On Saturday night Olin and I were sitting at an outdoor bar, listening to a band called Glenn Rolle and the Surgeons. Three young women were dancing with each other. A man came dancing in off the street, nattily attired in shorts and an artificial leg. He danced up and joined the women, smiling blissfully. The four of them danced for a minute, then the man danced off, waving his artificial leg around in a manner that can only be described as joyful.

“There’s a short story in there somewhere,” remarked Olin.

I was so impressed by Glenn Rolle and the Surgeons that I went up to Rolle and asked if they had any record albums, and he sold me one for $5. When I got back to my table, I sensed that the album might be defective, inasmuch as it had a big bend in the middle, so you could easily fold it in half. Rolle cheerfully exchanged it for a new one, which I played when I got home. The album is called Steal Away. Side One consists of one song, called “Steal Away, which is a little over six minutes long. Side Two is also “Steal Away,” but it’s the instrumental version, which is identical to Side One but without the vocals. All in all, I think Steal Away is an excellent name for this album.

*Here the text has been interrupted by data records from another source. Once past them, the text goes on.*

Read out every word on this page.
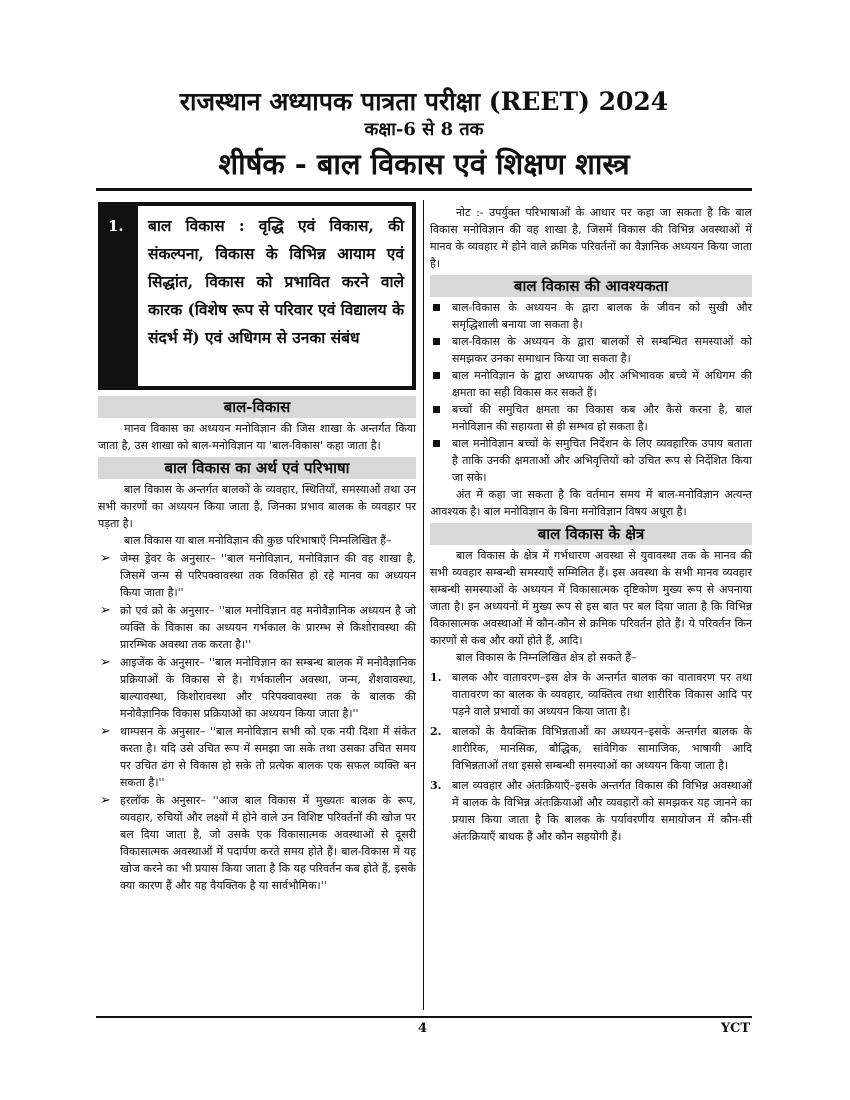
राजस्थान अध्यापक पात्रता परीक्षा (REET) 2024
कक्षा-6 से 8 तक
शीर्षक - बाल विकास एवं शिक्षण शास्त्र
1. बाल विकास : वृद्धि एवं विकास, की संकल्पना, विकास के विभिन्न आयाम एवं सिद्धांत, विकास को प्रभावित करने वाले कारक (विशेष रूप से परिवार एवं विद्यालय के संदर्भ में) एवं अधिगम से उनका संबंध
बाल-विकास

मानव विकास का अध्ययन मनोविज्ञान की जिस शाखा के अन्तर्गत किया जाता है, उस शाखा को बाल-मनोविज्ञान या 'बाल-विकास' कहा जाता है।

बाल विकास का अर्थ एवं परिभाषा

बाल विकास के अन्तर्गत बालकों के व्यवहार, स्थितियाँ, समस्याओं तथा उन सभी कारणों का अध्ययन किया जाता है, जिनका प्रभाव बालक के व्यवहार पर पड़ता है।

बाल विकास या बाल मनोविज्ञान की कुछ परिभाषाएँ निम्नलिखित हैं–

➢ जेम्स ड्रेवर के अनुसार– ''बाल मनोविज्ञान, मनोविज्ञान की वह शाखा है, जिसमें जन्म से परिपक्वावस्था तक विकसित हो रहे मानव का अध्ययन किया जाता है।''
➢ क्रो एवं क्रो के अनुसार– ''बाल मनोविज्ञान वह मनोवैज्ञानिक अध्ययन है जो व्यक्ति के विकास का अध्ययन गर्भकाल के प्रारम्भ से किशोरावस्था की प्रारम्भिक अवस्था तक करता है।''
➢ आइजेंक के अनुसार– ''बाल मनोविज्ञान का सम्बन्ध बालक में मनोवैज्ञानिक प्रक्रियाओं के विकास से है। गर्भकालीन अवस्था, जन्म, शैशवावस्था, बाल्यावस्था, किशोरावस्था और परिपक्वावस्था तक के बालक की मनोवैज्ञानिक विकास प्रक्रियाओं का अध्ययन किया जाता है।''
➢ थाम्पसन के अनुसार– ''बाल मनोविज्ञान सभी को एक नयी दिशा में संकेत करता है। यदि उसे उचित रूप में समझा जा सके तथा उसका उचित समय पर उचित ढंग से विकास हो सके तो प्रत्येक बालक एक सफल व्यक्ति बन सकता है।''
➢ हरलॉक के अनुसार– ''आज बाल विकास में मुख्यतः बालक के रूप, व्यवहार, रुचियों और लक्ष्यों में होने वाले उन विशिष्ट परिवर्तनों की खोज पर बल दिया जाता है, जो उसके एक विकासात्मक अवस्थाओं से दूसरी विकासात्मक अवस्थाओं में पदार्पण करते समय होते हैं। बाल-विकास में यह खोज करने का भी प्रयास किया जाता है कि यह परिवर्तन कब होते हैं, इसके क्या कारण हैं और यह वैयक्तिक है या सार्वभौमिक।''

नोट :- उपर्युक्त परिभाषाओं के आधार पर कहा जा सकता है कि बाल विकास मनोविज्ञान की वह शाखा है, जिसमें विकास की विभिन्न अवस्थाओं में मानव के व्यवहार में होने वाले क्रमिक परिवर्तनों का वैज्ञानिक अध्ययन किया जाता है।

बाल विकास की आवश्यकता
बाल-विकास के अध्ययन के द्वारा बालक के जीवन को सुखी और समृद्धिशाली बनाया जा सकता है।
बाल-विकास के अध्ययन के द्वारा बालकों से सम्बन्धित समस्याओं को समझकर उनका समाधान किया जा सकता है।
बाल मनोविज्ञान के द्वारा अध्यापक और अभिभावक बच्चे में अधिगम की क्षमता का सही विकास कर सकते हैं।
बच्चों की समुचित क्षमता का विकास कब और कैसे करना है, बाल मनोविज्ञान की सहायता से ही सम्भव हो सकता है।
बाल मनोविज्ञान बच्चों के समुचित निर्देशन के लिए व्यवहारिक उपाय बताता है ताकि उनकी क्षमताओं और अभिवृत्तियों को उचित रूप से निर्देशित किया जा सके।

अंत में कहा जा सकता है कि वर्तमान समय में बाल-मनोविज्ञान अत्यन्त आवश्यक है। बाल मनोविज्ञान के बिना मनोविज्ञान विषय अधूरा है।

बाल विकास के क्षेत्र

बाल विकास के क्षेत्र में गर्भधारण अवस्था से युवावस्था तक के मानव की सभी व्यवहार सम्बन्धी समस्याएँ सम्मिलित हैं। इस अवस्था के सभी मानव व्यवहार सम्बन्धी समस्याओं के अध्ययन में विकासात्मक दृष्टिकोण मुख्य रूप से अपनाया जाता है। इन अध्ययनों में मुख्य रूप से इस बात पर बल दिया जाता है कि विभिन्न विकासात्मक अवस्थाओं में कौन-कौन से क्रमिक परिवर्तन होते हैं। ये परिवर्तन किन कारणों से कब और क्यों होते हैं, आदि।

बाल विकास के निम्नलिखित क्षेत्र हो सकते हैं–

1. बालक और वातावरण–इस क्षेत्र के अन्तर्गत बालक का वातावरण पर तथा वातावरण का बालक के व्यवहार, व्यक्तित्व तथा शारीरिक विकास आदि पर पड़ने वाले प्रभावों का अध्ययन किया जाता है।
2. बालकों के वैयक्तिक विभिन्नताओं का अध्ययन–इसके अन्तर्गत बालक के शारीरिक, मानसिक, बौद्धिक, सांवेगिक सामाजिक, भाषायी आदि विभिन्नताओं तथा इससे सम्बन्धी समस्याओं का अध्ययन किया जाता है।
3. बाल व्यवहार और अंतःक्रियाएँ–इसके अन्तर्गत विकास की विभिन्न अवस्थाओं में बालक के विभिन्न अंतःक्रियाओं और व्यवहारों को समझकर यह जानने का प्रयास किया जाता है कि बालक के पर्यावरणीय समायोजन में कौन-सी अंतःक्रियाएँ बाधक हैं और कौन सहयोगी हैं।
4	YCT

We honestly had planned to do more than just eat and drink and swim and laze on the beach and buy straw hats and walk around very slowly while burping during our stay in Bimini. We honestly intended to do some serious research on local points of interest, such as the Mysterious Underwater Thing Possibly Built by Aliens from Space. I am not making this point of interest up. It’s called the Bimini Road, and it consists of hundreds of big, flat rocks forming a half-mile-long, fairly regular pattern, shaped like a backward J in 18 feet of water a half mile from Bimini. It was discovered in 1968, and many respected loons think that it has something to do with the Lost Continent of Atlantis. Others think it must have been aliens from space. It’s a big mystery. How did it get there? What is it for?

My theory is that the space aliens were going to write a giant under-water backward message of advice for humanity starting with J, possibly “JUST DO IT.” But after a short while in the Lethargy Zone they decided to knock off, maybe have a Bahama Mama, and before they knew it a couple of million years had passed and they had to return to their planet, leaving the message unfinished. Closed for renevations.

We were in a similar situation. Before we knew it, it was Sunday, time to head back to Miami, assuming that Miami still existed. There was no way to know for sure, because the Bimini phone system had been out of order the whole time we were there. I’m not sure telephones would have been all that effective, anyway. The speed of electricity on Bimini is probably around 10

miles per hour.

Anyway, we had children and jobs to get back to, and we were getting dangerously close to forming permanent flesh puddles. So after a well-balanced breakfast of about 17,000 pieces of Bimini-bread toast, we set out for home, with me, Master of the Vessel Buster, once again following Bonefish Howard Steele Reeder II, who was once again following the Loran.

In a couple of hours, Miami was on the horizon again, apparently intact, but I didn’t dare to relax, because I knew that ahead of us lay the greatest maritime challenge of all, a hazard so dangerous that no sane boatperson would dream of attempting it: Biscayne Bay on a Sunday afternoon. You know how sometimes you’re driving on I-95 in heavy traffic, and some substance abuser driving a car whose windows are tinted with what appears to be roofing tar weaves past you at 127 miles per hour, using all available lanes plus the median strip, and you say to yourself: “Why don’t they get that lunatic OFF THE ROAD??” Well, trust me, on Sunday afternoon he is off the road. He and all his friends from the South Florida Maniac Drivers Club are all out on Biscayne Bay, roaring around in severely overpowered boats, looking for manatees to turn into Meatloaf of the Sea.